Aeropostale Delivers Disappointing Revenue and Another Loss

Aeropostale Inc. (NYSE: ARO) has reported results for the second quarter of its fiscal 2015. Net sales fell 17% to $326.9 million, and its comparable sales, which include the e-commerce channel, fell by 8% (versus a 13% decrease for the same period a year ago). The company has to call these results rather than earnings — it lost $43.7 million in the quarter, which translates to -$0.55 in earnings per share.

Aeropostale reported an adjusted net loss of $44.8 million, or $0.56 per diluted share. Thomson Reuters had estimates at -$0.55 EPS and $335.7 million in revenues. Where the report becomes difficult to compare is that its operating loss was $37.4 million and an adjusted operating loss of $38.6 million.

The following items were noted as special in the report:

  • An after-tax charge of approximately $2.9 million, or $0.04 per diluted share, resulting from store closing costs
  • An after-tax charge of $2.4 million, or $0.03 per diluted share, due to consulting fees
  • An after-tax benefit of $6.4 million, or $0.08 per diluted share, due to reversals of previously established exit cost obligation liabilities resulting from subsequent lease terminations

Aeropostale gave third quarter guidance as well. Its operating losses are expected to be $19.0 million to $25.0 million, or $0.30 to $0.38 per diluted share. That is based on an effective tax rate of approximately 4.0%, and it excludes store impairments, accelerated store closing costs that may be identified and consulting fees.
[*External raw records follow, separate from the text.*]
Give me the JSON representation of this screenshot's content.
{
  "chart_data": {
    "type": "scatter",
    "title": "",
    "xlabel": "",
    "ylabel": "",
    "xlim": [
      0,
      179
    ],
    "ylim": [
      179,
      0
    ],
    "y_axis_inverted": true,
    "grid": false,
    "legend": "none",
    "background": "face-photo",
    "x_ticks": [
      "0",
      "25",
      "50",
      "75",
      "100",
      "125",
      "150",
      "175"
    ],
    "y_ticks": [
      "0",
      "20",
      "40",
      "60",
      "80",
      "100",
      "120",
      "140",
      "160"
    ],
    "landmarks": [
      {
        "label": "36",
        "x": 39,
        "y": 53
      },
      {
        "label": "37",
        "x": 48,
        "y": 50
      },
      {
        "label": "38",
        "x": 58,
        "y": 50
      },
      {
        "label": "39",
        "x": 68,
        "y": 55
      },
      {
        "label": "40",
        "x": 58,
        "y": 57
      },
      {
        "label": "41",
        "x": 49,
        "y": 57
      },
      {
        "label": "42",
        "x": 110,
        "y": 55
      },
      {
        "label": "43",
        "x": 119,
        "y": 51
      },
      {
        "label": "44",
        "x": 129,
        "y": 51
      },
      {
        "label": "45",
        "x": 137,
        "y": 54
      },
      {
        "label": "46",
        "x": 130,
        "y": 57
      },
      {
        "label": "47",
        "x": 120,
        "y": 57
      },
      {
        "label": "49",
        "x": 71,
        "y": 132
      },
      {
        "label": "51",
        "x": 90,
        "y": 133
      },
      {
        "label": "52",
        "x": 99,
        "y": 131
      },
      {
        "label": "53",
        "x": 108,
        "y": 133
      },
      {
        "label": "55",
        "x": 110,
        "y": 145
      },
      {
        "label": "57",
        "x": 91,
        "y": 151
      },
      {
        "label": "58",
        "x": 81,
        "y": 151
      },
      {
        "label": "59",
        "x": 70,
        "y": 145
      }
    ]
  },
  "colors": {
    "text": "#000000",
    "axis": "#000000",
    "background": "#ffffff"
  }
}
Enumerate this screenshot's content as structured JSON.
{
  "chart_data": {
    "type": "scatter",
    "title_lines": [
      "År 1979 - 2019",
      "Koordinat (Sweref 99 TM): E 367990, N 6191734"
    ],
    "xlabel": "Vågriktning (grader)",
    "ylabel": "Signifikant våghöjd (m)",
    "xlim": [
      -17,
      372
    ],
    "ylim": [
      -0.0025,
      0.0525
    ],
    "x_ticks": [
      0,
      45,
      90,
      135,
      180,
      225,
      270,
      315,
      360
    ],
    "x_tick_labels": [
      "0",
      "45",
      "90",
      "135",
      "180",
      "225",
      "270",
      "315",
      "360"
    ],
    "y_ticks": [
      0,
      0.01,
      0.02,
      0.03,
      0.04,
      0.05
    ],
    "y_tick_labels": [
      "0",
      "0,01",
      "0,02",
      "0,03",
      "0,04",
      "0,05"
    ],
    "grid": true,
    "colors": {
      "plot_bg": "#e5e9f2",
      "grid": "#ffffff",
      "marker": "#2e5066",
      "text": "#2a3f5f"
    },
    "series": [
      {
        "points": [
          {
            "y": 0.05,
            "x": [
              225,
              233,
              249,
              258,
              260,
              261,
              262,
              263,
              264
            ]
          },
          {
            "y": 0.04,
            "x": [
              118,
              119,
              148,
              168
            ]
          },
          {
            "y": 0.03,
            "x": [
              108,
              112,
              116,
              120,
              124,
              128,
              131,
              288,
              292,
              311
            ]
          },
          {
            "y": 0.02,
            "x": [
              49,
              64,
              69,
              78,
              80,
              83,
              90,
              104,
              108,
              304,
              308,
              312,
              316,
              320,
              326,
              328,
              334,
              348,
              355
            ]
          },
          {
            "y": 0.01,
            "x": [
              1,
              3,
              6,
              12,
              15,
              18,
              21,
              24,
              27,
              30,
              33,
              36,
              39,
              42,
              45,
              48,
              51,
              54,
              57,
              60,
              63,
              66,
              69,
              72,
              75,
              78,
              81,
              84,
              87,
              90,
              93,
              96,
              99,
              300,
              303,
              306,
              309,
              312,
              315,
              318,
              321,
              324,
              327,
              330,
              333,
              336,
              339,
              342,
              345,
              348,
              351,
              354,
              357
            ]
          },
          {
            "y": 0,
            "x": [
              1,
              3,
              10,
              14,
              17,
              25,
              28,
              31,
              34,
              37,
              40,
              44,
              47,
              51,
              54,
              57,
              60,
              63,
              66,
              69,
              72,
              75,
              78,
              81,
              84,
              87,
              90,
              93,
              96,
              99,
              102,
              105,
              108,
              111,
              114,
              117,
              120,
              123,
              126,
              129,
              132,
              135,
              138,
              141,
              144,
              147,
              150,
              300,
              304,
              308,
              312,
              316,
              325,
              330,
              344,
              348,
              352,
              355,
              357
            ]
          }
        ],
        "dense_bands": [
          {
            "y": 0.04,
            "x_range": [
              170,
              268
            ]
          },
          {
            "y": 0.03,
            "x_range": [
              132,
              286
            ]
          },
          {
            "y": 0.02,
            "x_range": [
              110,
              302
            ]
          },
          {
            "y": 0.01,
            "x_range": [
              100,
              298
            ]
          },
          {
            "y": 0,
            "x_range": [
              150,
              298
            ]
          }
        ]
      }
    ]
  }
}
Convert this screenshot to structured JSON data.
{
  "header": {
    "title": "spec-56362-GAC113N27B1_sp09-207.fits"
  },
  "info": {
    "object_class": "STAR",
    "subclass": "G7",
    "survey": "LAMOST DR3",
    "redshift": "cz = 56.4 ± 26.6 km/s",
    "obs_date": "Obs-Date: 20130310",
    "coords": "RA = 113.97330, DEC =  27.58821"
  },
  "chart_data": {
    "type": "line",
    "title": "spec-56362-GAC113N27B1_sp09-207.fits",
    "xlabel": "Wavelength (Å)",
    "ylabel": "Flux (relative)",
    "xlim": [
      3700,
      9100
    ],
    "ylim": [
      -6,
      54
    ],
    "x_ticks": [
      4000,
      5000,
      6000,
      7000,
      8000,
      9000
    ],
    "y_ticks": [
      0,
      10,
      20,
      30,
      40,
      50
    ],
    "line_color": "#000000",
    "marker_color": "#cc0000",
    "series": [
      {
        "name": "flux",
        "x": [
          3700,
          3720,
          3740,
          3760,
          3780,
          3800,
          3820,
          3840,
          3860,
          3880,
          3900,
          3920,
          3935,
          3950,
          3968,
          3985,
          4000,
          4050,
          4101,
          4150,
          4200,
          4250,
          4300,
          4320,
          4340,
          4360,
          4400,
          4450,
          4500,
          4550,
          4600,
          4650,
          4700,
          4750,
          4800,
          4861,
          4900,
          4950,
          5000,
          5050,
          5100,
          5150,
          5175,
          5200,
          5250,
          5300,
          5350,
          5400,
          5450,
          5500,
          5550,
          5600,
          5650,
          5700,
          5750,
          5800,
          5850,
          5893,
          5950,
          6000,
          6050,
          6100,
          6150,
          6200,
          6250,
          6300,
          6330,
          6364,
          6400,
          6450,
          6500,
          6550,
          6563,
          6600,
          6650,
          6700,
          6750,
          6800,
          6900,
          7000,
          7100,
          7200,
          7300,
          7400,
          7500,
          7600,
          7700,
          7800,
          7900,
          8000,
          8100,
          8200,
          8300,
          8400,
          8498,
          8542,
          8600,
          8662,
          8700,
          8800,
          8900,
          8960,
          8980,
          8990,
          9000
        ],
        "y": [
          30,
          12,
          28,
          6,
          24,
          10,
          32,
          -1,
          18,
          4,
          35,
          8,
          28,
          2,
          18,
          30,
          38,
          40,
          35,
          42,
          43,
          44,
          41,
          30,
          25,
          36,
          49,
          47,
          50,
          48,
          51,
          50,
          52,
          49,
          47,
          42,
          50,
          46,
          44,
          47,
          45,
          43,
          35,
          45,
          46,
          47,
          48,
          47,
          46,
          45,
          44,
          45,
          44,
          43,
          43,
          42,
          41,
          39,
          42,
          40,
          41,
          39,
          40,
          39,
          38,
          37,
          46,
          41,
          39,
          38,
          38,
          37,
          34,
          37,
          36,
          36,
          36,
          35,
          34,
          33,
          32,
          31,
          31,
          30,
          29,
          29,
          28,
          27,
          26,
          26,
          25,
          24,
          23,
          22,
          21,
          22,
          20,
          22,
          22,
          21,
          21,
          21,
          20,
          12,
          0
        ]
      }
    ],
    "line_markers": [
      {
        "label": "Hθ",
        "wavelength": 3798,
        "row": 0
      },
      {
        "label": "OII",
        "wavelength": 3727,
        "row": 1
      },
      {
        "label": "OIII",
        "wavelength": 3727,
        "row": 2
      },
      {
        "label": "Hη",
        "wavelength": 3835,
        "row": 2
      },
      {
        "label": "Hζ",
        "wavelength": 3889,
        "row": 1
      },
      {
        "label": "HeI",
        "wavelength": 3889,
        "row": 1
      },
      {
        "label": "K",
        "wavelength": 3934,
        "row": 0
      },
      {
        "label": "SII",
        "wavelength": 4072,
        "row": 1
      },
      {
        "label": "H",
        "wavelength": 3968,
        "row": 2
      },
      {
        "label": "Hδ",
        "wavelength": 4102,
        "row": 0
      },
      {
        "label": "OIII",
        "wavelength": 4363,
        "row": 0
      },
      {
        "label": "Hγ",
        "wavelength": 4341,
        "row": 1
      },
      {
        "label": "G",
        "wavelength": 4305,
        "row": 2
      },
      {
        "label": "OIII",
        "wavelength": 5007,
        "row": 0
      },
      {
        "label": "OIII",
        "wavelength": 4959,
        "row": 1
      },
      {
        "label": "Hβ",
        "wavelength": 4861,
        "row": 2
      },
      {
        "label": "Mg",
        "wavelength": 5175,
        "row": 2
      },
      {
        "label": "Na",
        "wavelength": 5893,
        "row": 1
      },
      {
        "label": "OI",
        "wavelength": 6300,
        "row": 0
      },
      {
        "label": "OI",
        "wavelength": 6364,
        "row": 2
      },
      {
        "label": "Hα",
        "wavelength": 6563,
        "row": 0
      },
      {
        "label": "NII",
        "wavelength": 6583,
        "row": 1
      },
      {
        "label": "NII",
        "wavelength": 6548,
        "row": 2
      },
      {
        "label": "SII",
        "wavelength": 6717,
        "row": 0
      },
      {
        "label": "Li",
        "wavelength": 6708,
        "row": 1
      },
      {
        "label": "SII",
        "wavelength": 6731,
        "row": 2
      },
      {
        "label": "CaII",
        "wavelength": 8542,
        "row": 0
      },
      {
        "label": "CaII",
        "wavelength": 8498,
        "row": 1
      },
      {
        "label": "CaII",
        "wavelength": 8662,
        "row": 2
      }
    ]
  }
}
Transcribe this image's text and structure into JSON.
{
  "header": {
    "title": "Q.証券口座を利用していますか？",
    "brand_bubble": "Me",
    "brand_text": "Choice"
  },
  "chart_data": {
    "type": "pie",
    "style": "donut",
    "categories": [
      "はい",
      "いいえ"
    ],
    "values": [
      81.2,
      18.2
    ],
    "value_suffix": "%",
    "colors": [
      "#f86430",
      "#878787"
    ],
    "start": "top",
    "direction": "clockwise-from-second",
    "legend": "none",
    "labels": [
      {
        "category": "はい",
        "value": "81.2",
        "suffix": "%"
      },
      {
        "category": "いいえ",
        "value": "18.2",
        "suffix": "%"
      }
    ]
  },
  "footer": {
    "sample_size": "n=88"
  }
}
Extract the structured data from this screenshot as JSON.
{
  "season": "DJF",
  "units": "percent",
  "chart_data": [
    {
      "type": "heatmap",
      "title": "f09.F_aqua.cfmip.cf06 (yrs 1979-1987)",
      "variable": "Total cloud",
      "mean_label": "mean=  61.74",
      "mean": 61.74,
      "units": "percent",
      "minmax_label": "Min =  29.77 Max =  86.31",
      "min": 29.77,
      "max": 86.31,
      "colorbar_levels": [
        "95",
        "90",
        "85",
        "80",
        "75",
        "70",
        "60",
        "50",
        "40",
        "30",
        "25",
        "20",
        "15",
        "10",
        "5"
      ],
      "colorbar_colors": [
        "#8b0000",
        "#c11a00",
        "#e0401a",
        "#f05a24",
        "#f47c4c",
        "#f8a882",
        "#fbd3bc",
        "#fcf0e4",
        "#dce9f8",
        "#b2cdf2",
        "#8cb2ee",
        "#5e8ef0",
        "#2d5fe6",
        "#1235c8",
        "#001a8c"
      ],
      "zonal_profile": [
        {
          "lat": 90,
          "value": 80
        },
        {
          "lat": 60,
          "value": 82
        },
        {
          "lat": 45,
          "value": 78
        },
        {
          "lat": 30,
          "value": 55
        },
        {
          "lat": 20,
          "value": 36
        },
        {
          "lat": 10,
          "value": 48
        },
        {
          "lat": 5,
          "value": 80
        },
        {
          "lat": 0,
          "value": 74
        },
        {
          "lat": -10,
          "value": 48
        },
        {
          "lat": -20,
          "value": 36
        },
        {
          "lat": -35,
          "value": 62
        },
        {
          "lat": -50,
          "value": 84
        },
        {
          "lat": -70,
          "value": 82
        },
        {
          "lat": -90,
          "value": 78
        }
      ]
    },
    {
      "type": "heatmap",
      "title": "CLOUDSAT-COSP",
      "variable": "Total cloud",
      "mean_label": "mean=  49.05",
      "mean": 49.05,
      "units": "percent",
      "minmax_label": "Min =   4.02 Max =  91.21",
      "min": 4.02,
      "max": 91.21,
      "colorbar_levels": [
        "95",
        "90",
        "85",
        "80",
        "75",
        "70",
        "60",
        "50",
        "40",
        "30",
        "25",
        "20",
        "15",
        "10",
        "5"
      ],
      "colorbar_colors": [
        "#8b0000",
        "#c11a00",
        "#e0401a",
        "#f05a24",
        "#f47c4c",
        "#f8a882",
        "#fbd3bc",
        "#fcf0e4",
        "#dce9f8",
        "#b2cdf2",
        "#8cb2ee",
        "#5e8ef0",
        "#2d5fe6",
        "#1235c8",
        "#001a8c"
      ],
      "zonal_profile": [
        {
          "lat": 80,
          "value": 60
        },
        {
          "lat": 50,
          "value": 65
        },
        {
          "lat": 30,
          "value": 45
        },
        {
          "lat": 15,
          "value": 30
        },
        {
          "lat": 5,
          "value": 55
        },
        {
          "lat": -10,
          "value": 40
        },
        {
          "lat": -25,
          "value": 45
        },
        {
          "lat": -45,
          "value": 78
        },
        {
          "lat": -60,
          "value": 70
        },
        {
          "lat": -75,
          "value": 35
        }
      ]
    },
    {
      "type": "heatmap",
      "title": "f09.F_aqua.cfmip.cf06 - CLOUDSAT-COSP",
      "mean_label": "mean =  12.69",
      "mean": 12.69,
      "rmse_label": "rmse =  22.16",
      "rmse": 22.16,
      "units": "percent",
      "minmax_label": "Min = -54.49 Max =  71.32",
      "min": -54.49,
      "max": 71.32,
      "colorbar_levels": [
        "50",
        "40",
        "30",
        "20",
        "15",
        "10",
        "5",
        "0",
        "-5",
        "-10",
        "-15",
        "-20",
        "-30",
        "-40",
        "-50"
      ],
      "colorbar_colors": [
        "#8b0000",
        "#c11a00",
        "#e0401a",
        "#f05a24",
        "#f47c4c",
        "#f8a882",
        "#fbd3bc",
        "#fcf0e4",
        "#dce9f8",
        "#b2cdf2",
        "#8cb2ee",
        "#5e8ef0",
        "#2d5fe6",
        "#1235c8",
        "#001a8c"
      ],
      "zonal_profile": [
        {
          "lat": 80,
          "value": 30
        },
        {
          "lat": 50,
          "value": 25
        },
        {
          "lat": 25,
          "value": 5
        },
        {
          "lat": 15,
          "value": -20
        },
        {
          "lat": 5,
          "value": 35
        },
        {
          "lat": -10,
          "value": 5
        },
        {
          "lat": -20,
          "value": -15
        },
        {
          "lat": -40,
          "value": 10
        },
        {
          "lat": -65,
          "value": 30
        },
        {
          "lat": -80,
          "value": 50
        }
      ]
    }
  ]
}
Julian R. Geiger, chief executive officer of Aeropostale, said:

The second quarter was an important transitional time for us in which we set the stage for the second half of the year. We attained very high levels of merchandise currency, we delivered our new back to school merchandise, and we refocused our marketing efforts around key items, all while attaining operating results consistent with the better end of our guidance… We are encouraged by our progress during the initial part of the Back-To-School season, especially the significant improvement in our girls business. Our third quarter outlook reflects a continuation of the momentum we have generated in the quarter-to-date period. This guidance indicates a significant reduction in operating loss versus last year.

The company closed 23 Aeropostale stores during the quarter. For the second quarter, the company invested $6.0 million in planned capital expenditures.

Aeropostale ended the quarter with cash and cash equivalents of $86.5 million. The company also ended the quarter with $142.7 million in long-term debt. On August 18, 2015, Aeropostale closed on an amended $215 million credit facility, which now expires in February 2019 at the earliest. The company said this new facility “aligns with the company’s current asset base and increases overall availability as compared to the previous credit facility.”

Aeropostale shares closed up 10% at $1.26 in the regular session, but its shares were indicated down 8% at $1.16 in the after-hours session. The company’s market cap was $100 million as of the closing bell, and its 52-week range is $1.02 to $4.39.